L’ex presidente Crui ha, inoltre, come secondo obiettivo quello di rendere abilitanti anche altre lauree per ruoli professionali come: tecnologo alimentare, dottore agronomo e dottore forestale, pianificatore paesaggista e conservatore, assistente sociale, attuario, biologo, chimico e geologo. Per questi esercizi l’eliminazione dell’esame di stato potrà essere possibile solo su richiesta dei consigli degli ordini o dei collegi professionali o delle relative federazioni nazionali, con uno o più regolamenti da adottare su proposta del Ministro dell’Università e della Ricerca, in accordo con il Ministro vigilante sull’ordine o sul collegio professionale competente.

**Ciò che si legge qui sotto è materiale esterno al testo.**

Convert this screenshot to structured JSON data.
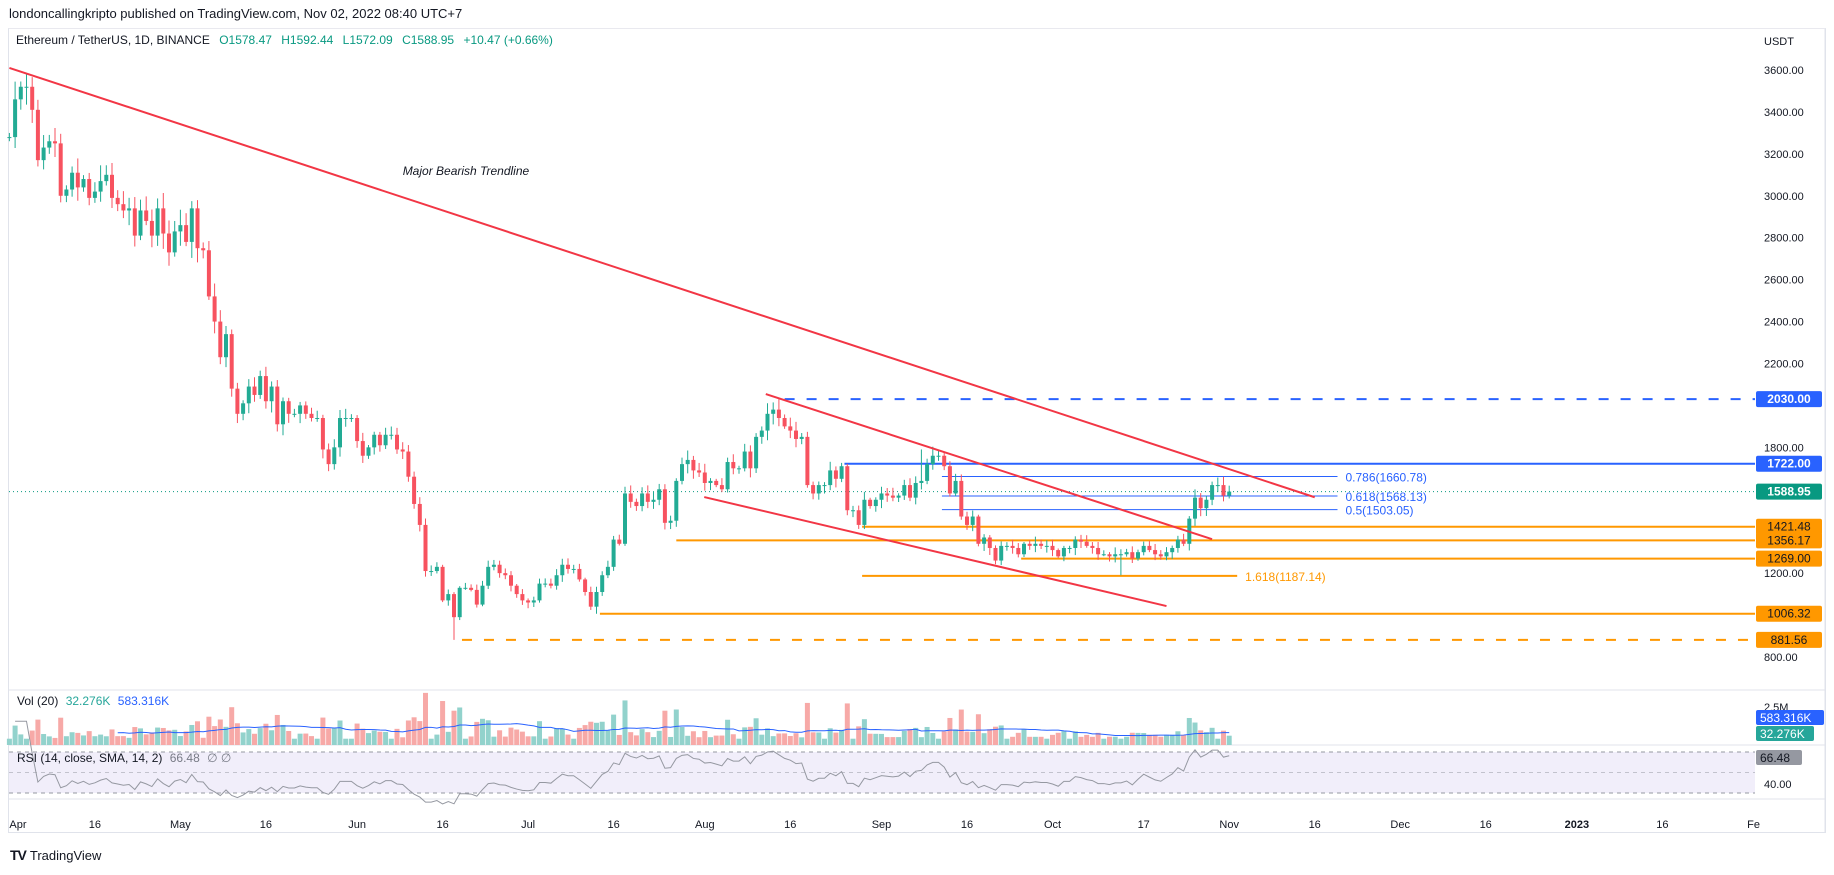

Rilancio e modernizzazione del Paese. Sono queste le parole d’ordine, fondamenta del progetto normativo. Un passo necessario per venire incontro alle necessita della nuova generazione di lavoratori, dandogli migliori e più efficaci strumenti per entrare nell’universo lavorativo e costruirsi più agevolmente un futuro solido e indipendente. Manfredi usa l’espressione <<preparazione maggiormente integrata>> capace di permettere agli studenti di sfruttare al massimo la propria esperienza accademica sotto il profilo pratico con tirocini mirati alla completa professionalizzazione. Un aspetto, questo, sui cui il Ministro punta molto. Al tempo stesso si mostra fiducioso sulla possibilità che questo disegno da lui creato possa trasformarsi in legge a tutti gli effetti. <<L’esigenza di rinnovare i percorsi di abilitazione all’esercizio delle professioni è condivisa dalle diverse forze politiche presenti in Parlamento, che, a maggior ragione, mi auguro possano arricchire il progetto in fase di discussione nelle aule parlamentari e rendere più veloce l’iter che porterà il disegno di legge a diventare norma a tutti gli effetti>> – dichiara Manfredi.